After a referee has gained enough experience on the smallest field and the club is confident they are ready to referee a more competitive match, they are offered games on the U8/9 and U10/11 field respectively. At no point are our referees ever under pressure to officiate a game they don’t feel comfortable in. We’ve had kids complete both courses but decided they only want to be an AR, or have decided that refereeing isn’t for them which is 100% ok with us.
Whenever possible, feedback is always given to the referees after their games. We’re really fortunate that all of our referees are great kids and are open to constructive criticism. They know that they will always have the support of the club and in return, they understand that we’re there to help them develop.
We recommend our referees attend the courses at the beginning of the season for a refresher and when old enough, we encourage the kids to complete their level 4 course.
The club also rewards our referees by paying them the same rate as FGC (rather than the club rate). In return, we expect them to help out before and after the games with field set up and pack up.
Ensuring our team officials maintain the Code of Conduct, ensuring the correct rules and procedures are followed and having a Ground Official who enforces policies and procedures, has inadvertently helped our referees. We have noticed a marked improvement in spectator and player behaviour, which in turn gives the referee the ability to concentrate on the game.
We think it’s really important that the parents of the referee play an active role in their son/daughter’s progress. We don’t want any parent to stand on the sideline and tell him/her how to referee the game, but it’s great to have them there so we can discuss things with them in an informal capacity.

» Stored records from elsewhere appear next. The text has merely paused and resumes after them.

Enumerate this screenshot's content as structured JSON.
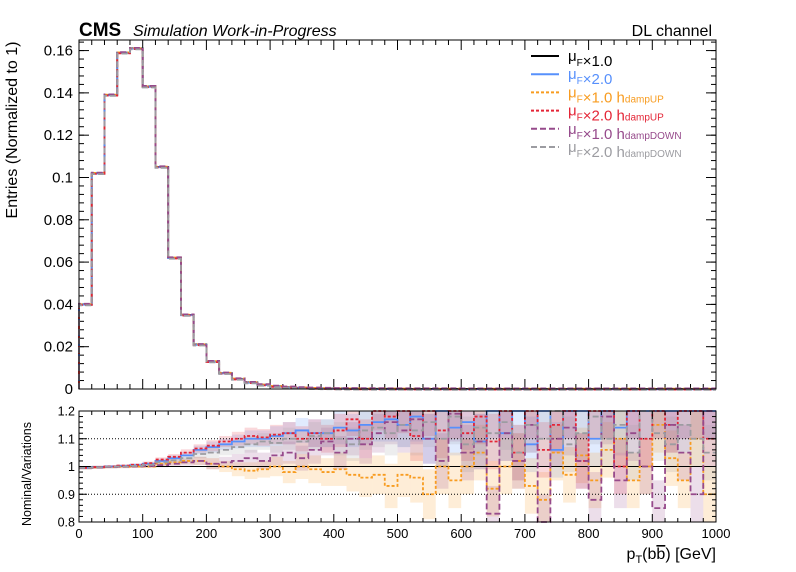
{
  "header": {
    "experiment": "CMS",
    "status": "Simulation Work-in-Progress",
    "channel": "DL channel"
  },
  "chart_data": [
    {
      "type": "line",
      "panel": "main",
      "x_range": [
        0,
        1000
      ],
      "ylim": [
        0,
        0.165
      ],
      "ylabel": "Entries (Normalized to 1)",
      "x_tick_labels": [],
      "y_ticks": [
        0,
        0.02,
        0.04,
        0.06,
        0.08,
        0.1,
        0.12,
        0.14,
        0.16
      ],
      "y_tick_labels": [
        "0",
        "0.02",
        "0.04",
        "0.06",
        "0.08",
        "0.1",
        "0.12",
        "0.14",
        "0.16"
      ],
      "bin_edges": [
        0,
        20,
        40,
        60,
        80,
        100,
        120,
        140,
        160,
        180,
        200,
        220,
        240,
        260,
        280,
        300,
        320,
        340,
        360,
        380,
        400,
        420,
        440,
        460,
        480,
        500,
        520,
        540,
        560,
        580,
        600,
        620,
        640,
        660,
        680,
        700,
        720,
        740,
        760,
        780,
        800,
        820,
        840,
        860,
        880,
        900,
        920,
        940,
        960,
        980,
        1000
      ],
      "values": [
        0.04,
        0.102,
        0.139,
        0.159,
        0.161,
        0.143,
        0.105,
        0.062,
        0.035,
        0.021,
        0.013,
        0.0075,
        0.0048,
        0.0031,
        0.002,
        0.0013,
        0.0009,
        0.0006,
        0.0004,
        0.0003,
        0.0002,
        0.00015,
        0.0001,
        0.0001,
        8e-05,
        6e-05,
        5e-05,
        4e-05,
        3e-05,
        3e-05,
        2e-05,
        2e-05,
        2e-05,
        1e-05,
        1e-05,
        1e-05,
        1e-05,
        1e-05,
        1e-05,
        1e-05,
        0,
        0,
        0,
        0,
        0,
        0,
        0,
        0,
        0,
        0
      ],
      "legend_position": "top-right",
      "series": [
        {
          "name": "1.0",
          "label_main": "μ",
          "label_sub": "F",
          "label_mid": "×1.0",
          "label_tail": "",
          "label_tail_sub": "",
          "color": "#000000",
          "dash": "",
          "width": 1.8,
          "shift": 0
        },
        {
          "name": "2.0",
          "label_main": "μ",
          "label_sub": "F",
          "label_mid": "×2.0",
          "label_tail": "",
          "label_tail_sub": "",
          "color": "#5790fc",
          "dash": "",
          "width": 1.8,
          "shift": 0.3
        },
        {
          "name": "1.0 hdampUP",
          "label_main": "μ",
          "label_sub": "F",
          "label_mid": "×1.0 h",
          "label_tail": "",
          "label_tail_sub": "dampUP",
          "color": "#f89c20",
          "dash": "3,2",
          "width": 1.8,
          "shift": -0.3
        },
        {
          "name": "2.0 hdampUP",
          "label_main": "μ",
          "label_sub": "F",
          "label_mid": "×2.0 h",
          "label_tail": "",
          "label_tail_sub": "dampUP",
          "color": "#e42536",
          "dash": "3,2",
          "width": 1.8,
          "shift": 0.6
        },
        {
          "name": "1.0 hdampDOWN",
          "label_main": "μ",
          "label_sub": "F",
          "label_mid": "×1.0 h",
          "label_tail": "",
          "label_tail_sub": "dampDOWN",
          "color": "#964a8b",
          "dash": "6,3",
          "width": 1.8,
          "shift": -0.6
        },
        {
          "name": "2.0 hdampDOWN",
          "label_main": "μ",
          "label_sub": "F",
          "label_mid": "×2.0 h",
          "label_tail": "",
          "label_tail_sub": "dampDOWN",
          "color": "#9c9ca1",
          "dash": "6,3",
          "width": 1.8,
          "shift": 0.9
        }
      ]
    },
    {
      "type": "line",
      "panel": "ratio",
      "x_range": [
        0,
        1000
      ],
      "ylim": [
        0.8,
        1.2
      ],
      "ylabel": "Nominal/Variations",
      "xlabel": "p_T(bb̄) [GeV]",
      "xlabel_parts": {
        "p": "p",
        "sub": "T",
        "mid": "(b",
        "bbar": "b",
        "tail": ") [GeV]"
      },
      "x_ticks": [
        0,
        100,
        200,
        300,
        400,
        500,
        600,
        700,
        800,
        900,
        1000
      ],
      "x_tick_labels": [
        "0",
        "100",
        "200",
        "300",
        "400",
        "500",
        "600",
        "700",
        "800",
        "900",
        "1000"
      ],
      "y_ticks": [
        0.8,
        0.9,
        1,
        1.1,
        1.2
      ],
      "y_tick_labels": [
        "0.8",
        "0.9",
        "1",
        "1.1",
        "1.2"
      ],
      "gridlines_dotted": [
        0.9,
        1.1
      ],
      "reference_line": 1.0,
      "series": [
        {
          "name": "2.0",
          "color": "#5790fc",
          "dash": "",
          "values": [
            0.995,
            0.998,
            1.0,
            1.002,
            1.005,
            1.01,
            1.02,
            1.03,
            1.04,
            1.06,
            1.07,
            1.08,
            1.09,
            1.1,
            1.1,
            1.11,
            1.12,
            1.13,
            1.12,
            1.12,
            1.14,
            1.13,
            1.15,
            1.16,
            1.17,
            1.15,
            1.18,
            1.1,
            1.2,
            1.14,
            1.16,
            1.09,
            1.2,
            1.12,
            1.2,
            1.08,
            1.2,
            1.06,
            1.2,
            1.2,
            1.1,
            1.2,
            1.14,
            1.2,
            1.2,
            1.2,
            1.2,
            1.2,
            1.2,
            1.2
          ],
          "band": [
            0.005,
            0.005,
            0.005,
            0.005,
            0.005,
            0.006,
            0.008,
            0.01,
            0.012,
            0.015,
            0.02,
            0.02,
            0.025,
            0.03,
            0.03,
            0.035,
            0.04,
            0.045,
            0.05,
            0.05,
            0.06,
            0.06,
            0.07,
            0.07,
            0.08,
            0.08,
            0.09,
            0.09,
            0.1,
            0.1,
            0.1,
            0.1,
            0.1,
            0.1,
            0.1,
            0.1,
            0.1,
            0.1,
            0.1,
            0.1,
            0.1,
            0.1,
            0.1,
            0.1,
            0.1,
            0.1,
            0.1,
            0.1,
            0.1,
            0.1
          ]
        },
        {
          "name": "1.0 hdampUP",
          "color": "#f89c20",
          "dash": "3,2",
          "values": [
            0.995,
            0.997,
            0.998,
            0.999,
            1.0,
            1.0,
            1.01,
            1.015,
            1.02,
            1.02,
            1.01,
            1.0,
            0.99,
            0.985,
            0.99,
            1.0,
            0.98,
            1.0,
            0.99,
            0.98,
            0.99,
            0.97,
            0.96,
            0.97,
            0.93,
            0.97,
            0.96,
            0.9,
            1.0,
            0.95,
            1.0,
            1.05,
            0.92,
            1.0,
            1.02,
            0.93,
            0.88,
            1.05,
            0.97,
            1.04,
            0.95,
            1.06,
            1.1,
            0.95,
            1.0,
            1.15,
            1.03,
            0.95,
            1.1,
            0.9
          ],
          "band": [
            0.005,
            0.005,
            0.005,
            0.005,
            0.005,
            0.006,
            0.008,
            0.01,
            0.012,
            0.015,
            0.02,
            0.02,
            0.025,
            0.03,
            0.03,
            0.035,
            0.04,
            0.045,
            0.05,
            0.05,
            0.06,
            0.06,
            0.07,
            0.07,
            0.08,
            0.08,
            0.09,
            0.09,
            0.1,
            0.1,
            0.1,
            0.1,
            0.1,
            0.1,
            0.1,
            0.1,
            0.1,
            0.1,
            0.1,
            0.1,
            0.1,
            0.1,
            0.1,
            0.1,
            0.1,
            0.1,
            0.1,
            0.1,
            0.1,
            0.1
          ]
        },
        {
          "name": "2.0 hdampUP",
          "color": "#e42536",
          "dash": "3,2",
          "values": [
            0.995,
            0.998,
            1.0,
            1.003,
            1.006,
            1.012,
            1.025,
            1.035,
            1.05,
            1.065,
            1.075,
            1.09,
            1.1,
            1.11,
            1.105,
            1.115,
            1.12,
            1.1,
            1.12,
            1.1,
            1.13,
            1.17,
            1.1,
            1.2,
            1.18,
            1.2,
            1.11,
            1.2,
            1.13,
            1.2,
            1.12,
            1.18,
            1.09,
            1.2,
            1.05,
            1.2,
            1.06,
            1.15,
            1.2,
            1.02,
            1.2,
            1.2,
            1.0,
            1.2,
            1.1,
            1.2,
            1.15,
            1.2,
            1.2,
            1.1
          ],
          "band": [
            0.005,
            0.005,
            0.005,
            0.005,
            0.005,
            0.006,
            0.008,
            0.01,
            0.012,
            0.015,
            0.02,
            0.02,
            0.025,
            0.03,
            0.03,
            0.035,
            0.04,
            0.045,
            0.05,
            0.05,
            0.06,
            0.06,
            0.07,
            0.07,
            0.08,
            0.08,
            0.09,
            0.09,
            0.1,
            0.1,
            0.1,
            0.1,
            0.1,
            0.1,
            0.1,
            0.1,
            0.1,
            0.1,
            0.1,
            0.1,
            0.1,
            0.1,
            0.1,
            0.1,
            0.1,
            0.1,
            0.1,
            0.1,
            0.1,
            0.1
          ]
        },
        {
          "name": "1.0 hdampDOWN",
          "color": "#964a8b",
          "dash": "6,3",
          "values": [
            0.995,
            0.996,
            0.998,
            0.999,
            1.0,
            1.002,
            1.005,
            1.01,
            1.015,
            1.02,
            1.01,
            1.015,
            1.02,
            1.03,
            1.02,
            1.04,
            1.05,
            1.03,
            1.06,
            1.09,
            1.05,
            1.1,
            1.08,
            1.12,
            1.16,
            1.13,
            1.17,
            1.1,
            1.02,
            1.19,
            1.05,
            1.09,
            0.83,
            1.12,
            1.02,
            1.15,
            0.8,
            1.1,
            1.14,
            1.02,
            0.88,
            1.18,
            0.95,
            1.12,
            1.0,
            0.85,
            1.15,
            1.05,
            0.9,
            1.2
          ],
          "band": [
            0.005,
            0.005,
            0.005,
            0.005,
            0.005,
            0.006,
            0.008,
            0.01,
            0.012,
            0.015,
            0.02,
            0.02,
            0.025,
            0.03,
            0.03,
            0.035,
            0.04,
            0.045,
            0.05,
            0.05,
            0.06,
            0.06,
            0.07,
            0.07,
            0.08,
            0.08,
            0.09,
            0.09,
            0.1,
            0.1,
            0.1,
            0.1,
            0.1,
            0.1,
            0.1,
            0.1,
            0.1,
            0.1,
            0.1,
            0.1,
            0.1,
            0.1,
            0.1,
            0.1,
            0.1,
            0.1,
            0.1,
            0.1,
            0.1,
            0.1
          ]
        },
        {
          "name": "2.0 hdampDOWN",
          "color": "#9c9ca1",
          "dash": "6,3",
          "values": [
            0.995,
            0.997,
            0.999,
            1.0,
            1.002,
            1.006,
            1.015,
            1.022,
            1.03,
            1.045,
            1.05,
            1.06,
            1.07,
            1.08,
            1.09,
            1.085,
            1.1,
            1.09,
            1.11,
            1.12,
            1.1,
            1.08,
            1.13,
            1.14,
            1.12,
            1.15,
            1.13,
            1.16,
            1.1,
            1.18,
            1.08,
            1.14,
            1.12,
            1.16,
            1.05,
            1.15,
            1.1,
            1.2,
            1.08,
            1.12,
            1.18,
            1.1,
            1.15,
            1.05,
            1.2,
            1.12,
            1.08,
            1.15,
            1.1,
            1.05
          ],
          "band": [
            0.005,
            0.005,
            0.005,
            0.005,
            0.005,
            0.006,
            0.008,
            0.01,
            0.012,
            0.015,
            0.02,
            0.02,
            0.025,
            0.03,
            0.03,
            0.035,
            0.04,
            0.045,
            0.05,
            0.05,
            0.06,
            0.06,
            0.07,
            0.07,
            0.08,
            0.08,
            0.09,
            0.09,
            0.1,
            0.1,
            0.1,
            0.1,
            0.1,
            0.1,
            0.1,
            0.1,
            0.1,
            0.1,
            0.1,
            0.1,
            0.1,
            0.1,
            0.1,
            0.1,
            0.1,
            0.1,
            0.1,
            0.1,
            0.1,
            0.1
          ]
        }
      ]
    }
  ]
}
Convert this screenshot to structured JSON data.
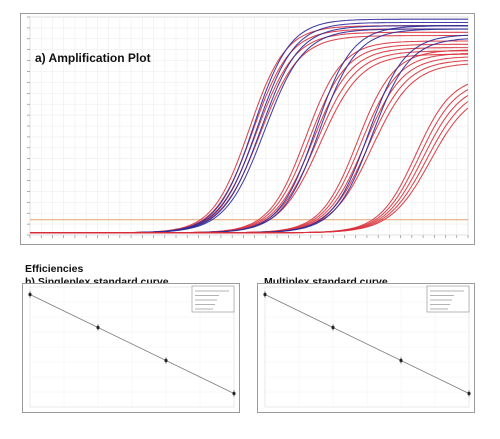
{
  "figure": {
    "amplification_title": "a) Amplification Plot",
    "efficiencies_label": "Efficiencies",
    "singleplex_title": "b) Singleplex standard curve",
    "multiplex_title": "Multiplex standard curve"
  },
  "chart_data": [
    {
      "type": "line",
      "title": "a) Amplification Plot",
      "xlabel": "",
      "ylabel": "",
      "xlim": [
        1,
        40
      ],
      "ylim": [
        0,
        1
      ],
      "grid": true,
      "threshold": {
        "value": 0.07,
        "color": "#e2a070"
      },
      "colors": {
        "red": "#d8303a",
        "blue": "#2a2a9a"
      },
      "series": [
        {
          "color": "red",
          "midpoint": 21.0,
          "plateau": 0.95,
          "curves": 4
        },
        {
          "color": "blue",
          "midpoint": 21.4,
          "plateau": 0.98,
          "curves": 4
        },
        {
          "color": "red",
          "midpoint": 26.2,
          "plateau": 0.88,
          "curves": 5
        },
        {
          "color": "blue",
          "midpoint": 26.6,
          "plateau": 0.95,
          "curves": 2
        },
        {
          "color": "red",
          "midpoint": 30.8,
          "plateau": 0.84,
          "curves": 5
        },
        {
          "color": "blue",
          "midpoint": 31.3,
          "plateau": 0.91,
          "curves": 2
        },
        {
          "color": "red",
          "midpoint": 36.0,
          "plateau": 0.72,
          "curves": 5
        }
      ]
    },
    {
      "type": "scatter",
      "title": "b) Singleplex standard curve",
      "x": [
        1,
        2,
        3,
        4
      ],
      "y": [
        37.5,
        26.5,
        15.5,
        4.5
      ],
      "xlim": [
        1,
        4
      ],
      "ylim": [
        0,
        40
      ],
      "fit": "linear",
      "grid": true,
      "legend": "top-right"
    },
    {
      "type": "scatter",
      "title": "Multiplex standard curve",
      "x": [
        1,
        2,
        3,
        4
      ],
      "y": [
        37.5,
        26.5,
        15.5,
        4.5
      ],
      "xlim": [
        1,
        4
      ],
      "ylim": [
        0,
        40
      ],
      "fit": "linear",
      "grid": true,
      "legend": "top-right"
    }
  ]
}
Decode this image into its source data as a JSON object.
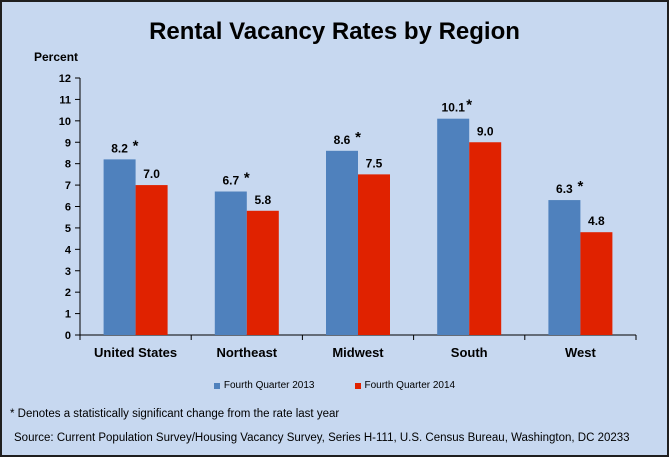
{
  "chart_data": {
    "type": "bar",
    "title": "Rental Vacancy Rates by Region",
    "ylabel": "Percent",
    "xlabel": "",
    "ylim": [
      0,
      12
    ],
    "yticks": [
      0,
      1,
      2,
      3,
      4,
      5,
      6,
      7,
      8,
      9,
      10,
      11,
      12
    ],
    "grid": false,
    "legend_position": "bottom",
    "categories": [
      "United States",
      "Northeast",
      "Midwest",
      "South",
      "West"
    ],
    "series": [
      {
        "name": "Fourth Quarter 2013",
        "color": "#4f81bd",
        "values": [
          8.2,
          6.7,
          8.6,
          10.1,
          6.3
        ],
        "labels": [
          "8.2",
          "6.7",
          "8.6",
          "10.1",
          "6.3"
        ],
        "significant": [
          true,
          true,
          true,
          true,
          true
        ]
      },
      {
        "name": "Fourth Quarter 2014",
        "color": "#e02200",
        "values": [
          7.0,
          5.8,
          7.5,
          9.0,
          4.8
        ],
        "labels": [
          "7.0",
          "5.8",
          "7.5",
          "9.0",
          "4.8"
        ],
        "significant": [
          false,
          false,
          false,
          false,
          false
        ]
      }
    ],
    "significance_marker": "*"
  },
  "footnote": "* Denotes a statistically significant change from the rate last year",
  "source": "Source: Current Population Survey/Housing Vacancy Survey,  Series H-111, U.S. Census Bureau, Washington, DC 20233"
}
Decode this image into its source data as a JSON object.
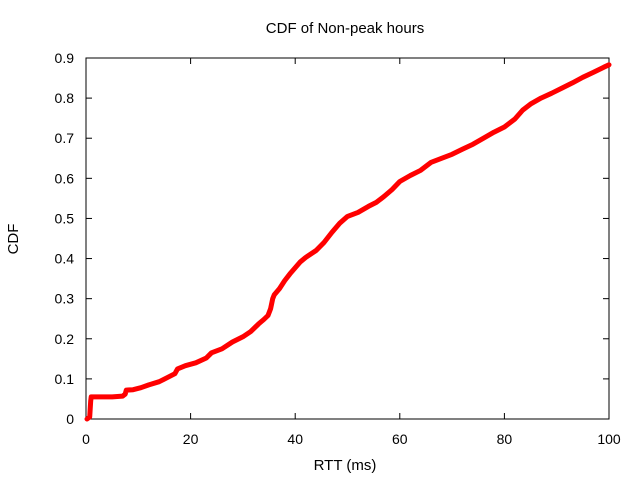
{
  "chart_data": {
    "type": "line",
    "title": "CDF of Non-peak hours",
    "xlabel": "RTT (ms)",
    "ylabel": "CDF",
    "xlim": [
      0,
      100
    ],
    "ylim": [
      0,
      0.9
    ],
    "x_ticks": [
      0,
      20,
      40,
      60,
      80,
      100
    ],
    "y_ticks": [
      0,
      0.1,
      0.2,
      0.3,
      0.4,
      0.5,
      0.6,
      0.7,
      0.8,
      0.9
    ],
    "x_tick_labels": [
      "0",
      "20",
      "40",
      "60",
      "80",
      "100"
    ],
    "y_tick_labels": [
      "0",
      "0.1",
      "0.2",
      "0.3",
      "0.4",
      "0.5",
      "0.6",
      "0.7",
      "0.8",
      "0.9"
    ],
    "grid": false,
    "legend": "none",
    "series": [
      {
        "color": "#ff0000",
        "points": [
          [
            0.2,
            0.0
          ],
          [
            0.7,
            0.005
          ],
          [
            0.9,
            0.045
          ],
          [
            1.0,
            0.055
          ],
          [
            3.0,
            0.055
          ],
          [
            5.0,
            0.055
          ],
          [
            7.0,
            0.057
          ],
          [
            7.5,
            0.062
          ],
          [
            7.7,
            0.072
          ],
          [
            9.0,
            0.073
          ],
          [
            10.5,
            0.078
          ],
          [
            12.0,
            0.085
          ],
          [
            14.0,
            0.093
          ],
          [
            15.5,
            0.103
          ],
          [
            17.0,
            0.113
          ],
          [
            17.5,
            0.125
          ],
          [
            19.0,
            0.133
          ],
          [
            21.0,
            0.14
          ],
          [
            23.0,
            0.152
          ],
          [
            24.0,
            0.165
          ],
          [
            26.0,
            0.175
          ],
          [
            28.0,
            0.192
          ],
          [
            30.0,
            0.205
          ],
          [
            31.5,
            0.218
          ],
          [
            33.0,
            0.237
          ],
          [
            34.0,
            0.248
          ],
          [
            34.8,
            0.258
          ],
          [
            35.3,
            0.275
          ],
          [
            35.7,
            0.3
          ],
          [
            36.0,
            0.31
          ],
          [
            37.0,
            0.325
          ],
          [
            38.0,
            0.345
          ],
          [
            39.0,
            0.362
          ],
          [
            40.0,
            0.377
          ],
          [
            41.0,
            0.392
          ],
          [
            42.0,
            0.403
          ],
          [
            44.0,
            0.42
          ],
          [
            45.5,
            0.44
          ],
          [
            47.0,
            0.465
          ],
          [
            48.5,
            0.488
          ],
          [
            50.0,
            0.505
          ],
          [
            52.0,
            0.515
          ],
          [
            54.0,
            0.53
          ],
          [
            55.5,
            0.54
          ],
          [
            57.0,
            0.555
          ],
          [
            58.5,
            0.572
          ],
          [
            60.0,
            0.592
          ],
          [
            62.0,
            0.607
          ],
          [
            64.0,
            0.62
          ],
          [
            66.0,
            0.64
          ],
          [
            68.0,
            0.65
          ],
          [
            70.0,
            0.66
          ],
          [
            72.0,
            0.673
          ],
          [
            74.0,
            0.685
          ],
          [
            76.0,
            0.7
          ],
          [
            78.0,
            0.715
          ],
          [
            80.0,
            0.728
          ],
          [
            82.0,
            0.748
          ],
          [
            83.5,
            0.77
          ],
          [
            85.0,
            0.785
          ],
          [
            87.0,
            0.8
          ],
          [
            89.0,
            0.812
          ],
          [
            91.0,
            0.825
          ],
          [
            93.0,
            0.838
          ],
          [
            95.0,
            0.852
          ],
          [
            97.0,
            0.864
          ],
          [
            99.0,
            0.877
          ],
          [
            100.0,
            0.883
          ]
        ]
      }
    ]
  }
}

We chat with them about how we think they are going, where improvements can be made and what they’re doing well etc. We’re quite lucky to be part of a small club where we all know each other and this is possible.
MM: What is the youngest age the club has introduced refereeing to and how did that process come about?
RM: We encourage all players from the age of U10s up to attend the two basic referee courses. A couple of years ago, one of our players (Amy Mathers) from the U9 team had to sit in on the course, because her older brother and dad were attending. Glenn Russell (the facilitator) said that she could participate and noted that she was paying attention and asking relevant questions throughout its entirety. At the end of the course, Glenn was confident she was able to officiate an U6/7 game…the rest, they say, is history!
Of course, it is always based on an individual’s ability, not necessarily just their age. Amy is our youngest referee (U10s) and has only recently refereed a game between our own two U8 teams – it was a great introduction for her and we are confident that next year, she will be allocated another game at that age group.
MM: Has the club seen positive results in its refereeing ranks throughout the years it has been working on referee development?
RM: Absolutely! We have received so many compliments from visiting teams about the standard of our referees. Of course, there will always be criticism; however we confront that negatively whenever it presents itself. If our Ground Official hears any negative comments about the refereeing, we happily remind coaches/managers/spectators that these referees are learning and that at this level, it’s a great environment for them to develop.
We know that by introducing referees to the small sided games at a young age, they are able to concentrate on the smaller aspects of refereeing (like blowing the whistle effectively and using their voice and hand signals correctly) before having to worry about controlling a competitive, points based game.
A big congratulations to everyone involved down at Canungra Owls Soccer Club for making this happen!